Claudio Bravo le dio la clasificación a la final a Chile

KAZÁN, RUSIA (AFP).– Chile jugará la final de la Copa de las Confederaciones en su debut en la competición tras batir en los penales (3-0 después del empate (0-0) a Portugal, con una espectacular actuación de su arquero y capitán Claudio Bravo, que paró los tres primeros lanzamientos, ayer en Kazán.

La campeona de Sudamérica jugará el domingo en San Petersburgo la final con el vencedor del México-Alemania, que se disputa hoy en Sochi.

Héroe en las tandas de penales frente a Argentina en las dos últimas finales de la Copa América que ganó Chile (2015 y 2016) al parar en cada una un lanzamiento, el portero del Mánchester City se superó a sí mismo y paró los tres primeros penales a Ricardo Quaresma, Moutinho y Nani.

Por el lado chileno marcaron Arturo Vidal, Charles Aránguiz y Alexis Sánchez.

Antes, en Kazán, ante 40.000 espectadores, Chile llevó la iniciativa y Portugal le entregó con gusto el mando. Ambos equipos tuvieron ocasiones para marcar, pero las desbarataron los arqueros, Rui Patricio para el campeón europeo y Bravo para el rey de América.

En el minuto 118, Chile rozó el gol en un doble remate a la madera. Primero disparó Vidal al poste desde la frontal y a continuación Martín Rodríguez al travesaño. El partido se fue a los penales, donde la fortuna sí que sonrió a la Roja.

 

 

Prueba de fuego para México

México afronta otra prueba de fuego: derrotar por primera vez a Alemania en un partido oficial, hoy en Sochi (15:00 hora argentina) en las semifinales de la Confederaciones.

La Mannschaft y el Tri se citarán por quinta vez en Sochi en un duelo de competición. El conjunto mexicano cayó 6-0 en la primera fase del Mundial de 1978, en los penales de los cuartos de 1986, en los octavos de 1998 (2-1) y en el partido por el tercer puesto de la Copa de las Confederaciones 2005 (4-3).

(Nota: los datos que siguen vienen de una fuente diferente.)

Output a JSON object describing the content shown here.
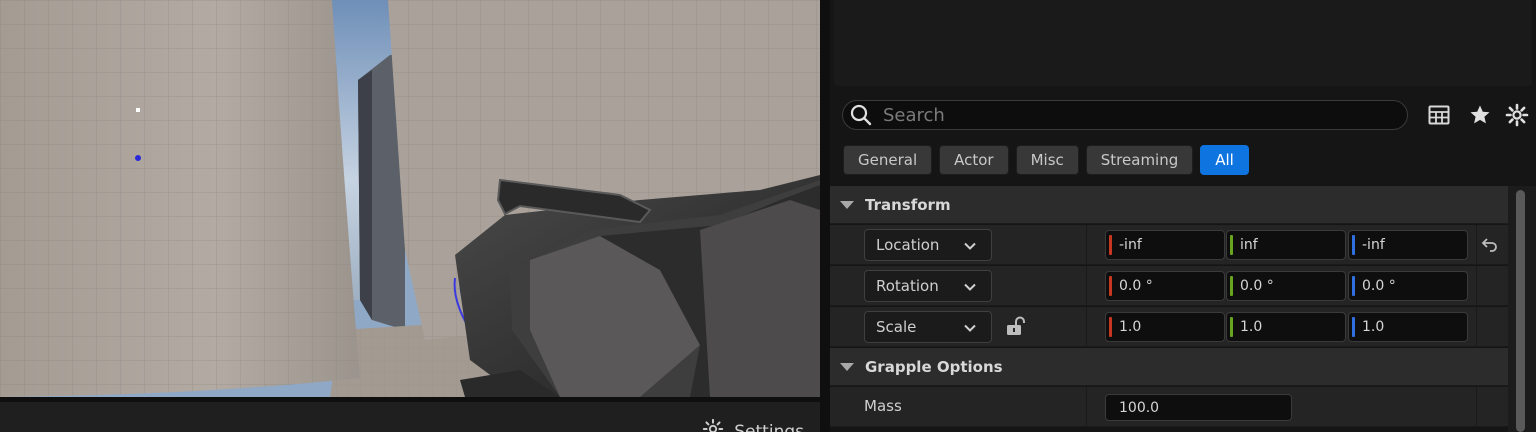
{
  "viewport": {
    "settings_label": "Settings",
    "settings_icon": "gear-icon"
  },
  "details": {
    "search": {
      "placeholder": "Search",
      "icon": "search-icon"
    },
    "toolbar": {
      "table_icon": "table-icon",
      "favorite_icon": "star-icon",
      "settings_icon": "gear-icon"
    },
    "filter_tabs": [
      {
        "label": "General",
        "active": false
      },
      {
        "label": "Actor",
        "active": false
      },
      {
        "label": "Misc",
        "active": false
      },
      {
        "label": "Streaming",
        "active": false
      },
      {
        "label": "All",
        "active": true
      }
    ],
    "transform": {
      "title": "Transform",
      "location": {
        "label": "Location",
        "x": "-inf",
        "y": "inf",
        "z": "-inf"
      },
      "rotation": {
        "label": "Rotation",
        "x": "0.0 °",
        "y": "0.0 °",
        "z": "0.0 °"
      },
      "scale": {
        "label": "Scale",
        "x": "1.0",
        "y": "1.0",
        "z": "1.0"
      }
    },
    "grapple_options": {
      "title": "Grapple Options",
      "mass": {
        "label": "Mass",
        "value": "100.0"
      }
    }
  },
  "colors": {
    "accent": "#0e74e0",
    "axis_x": "#c8371f",
    "axis_y": "#66a51d",
    "axis_z": "#2f6fe0",
    "panel_bg": "#151515",
    "row_bg": "#242424"
  }
}
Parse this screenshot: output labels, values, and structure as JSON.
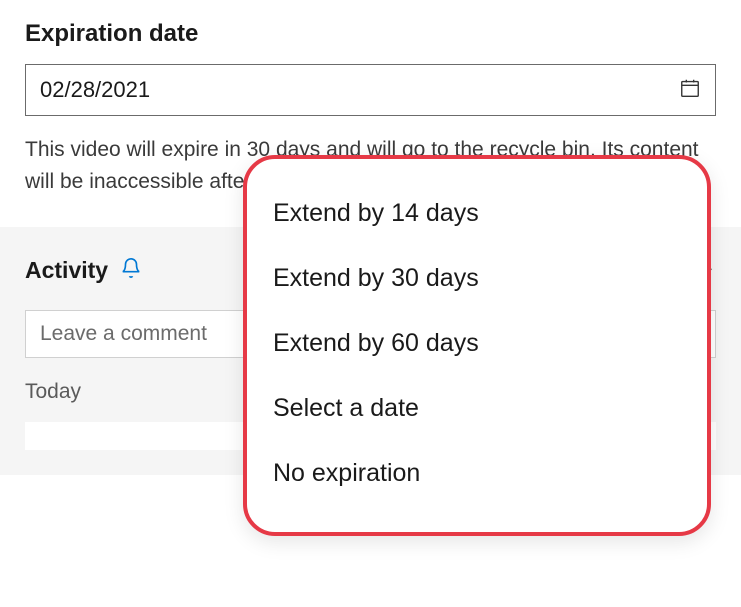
{
  "expiration": {
    "label": "Expiration date",
    "value": "02/28/2021",
    "helper": "This video will expire in 30 days and will go to the recycle bin. Its content will be inaccessible after that time."
  },
  "activity": {
    "title": "Activity",
    "comment_placeholder": "Leave a comment",
    "today_label": "Today"
  },
  "dropdown": {
    "items": [
      "Extend by 14 days",
      "Extend by 30 days",
      "Extend by 60 days",
      "Select a date",
      "No expiration"
    ]
  }
}
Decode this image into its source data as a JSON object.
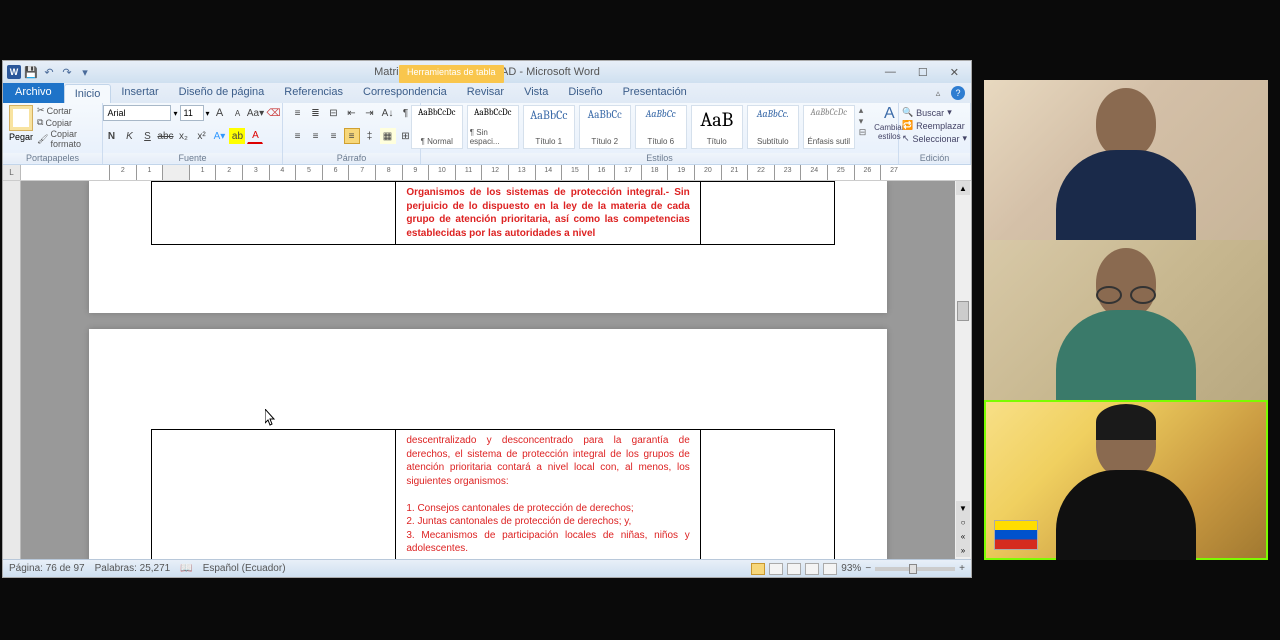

Cierto es que Alemania comparece en Rusia con un equipo en el que falta su columna vertebral de los últimos años, pero el grupo de jóvenes y meritorios citados por Joachim Löw juega con el cuchillo entre los dientes. Son conscientes de que se juegan una plaza en el grupo que defenderá el título mundial el próximo año en Rusia.

México, que ha logrado reunir en sus filas a los jugadores más talentosos del país, se ha mostrado como un conjunto con un amplio abanico de opciones en ataque, pero con muchas grietas en defensa.

En la Confederaciones el equipo mexicano se ha visto obligado a remontar en los tres partidos de la primera fase (2-2 ante Portugal, 2-1 ante Nueva Zelanda y Rusia).

Los jugadores mexicanos han demostrado que son capaces de levantarse ante las condiciones adversas, aunque son conscientes de que sería mejor no tener que remar contracorriente contra Alemania.

La joven Mannschaft tampoco se ha mostrado como un bloque imperturbable: Australia fue capaz de marcarle dos tantos (3-2), frente a Chile (1-1) la defensa sufrió muchísimo en la primera parte y ante Camerún también cometieron un error que costó un gol (3-1).

 

 

Grietas en defensa

Tras caer 2-0 el año pasado en semifinales de la Eurocopa, Alemania ya suma 13 partidos sin perder, con diez victorias y un empate.

En el apartado de ausentes, México no podrá contar con Carlos Salcedo, que tuvo que abandonar la competición por una lesión en el hombro, Diego Reyes, con un problema muscular desde el partido contra Rusia, y el capitán Andrés Guardado, sancionado.

Entre las opciones de Osorio, jugar con Miguel Layún como lateral derecho, incluir a Oswaldo Alanís en el izquierdo, y alinear a Luis Reyes en el medio, en una línea que normalmente completarán Jonathan Dos Santos y Héctor Herrera.

Löw, que no tiene bajas, podría juntar en ataque a Lars Stindl y Timo Werner, ambos con dos goles en la competición – máximos realizadores junto con Ronaldo-, acompañando al capitán Julian Draxler, el habilidoso mediocampista que milita en el París Saint Germain.

 

La Roja volvió a festejar y se metió en la final tras vencer en los penales a Portugal. Esperará por Alemania o México.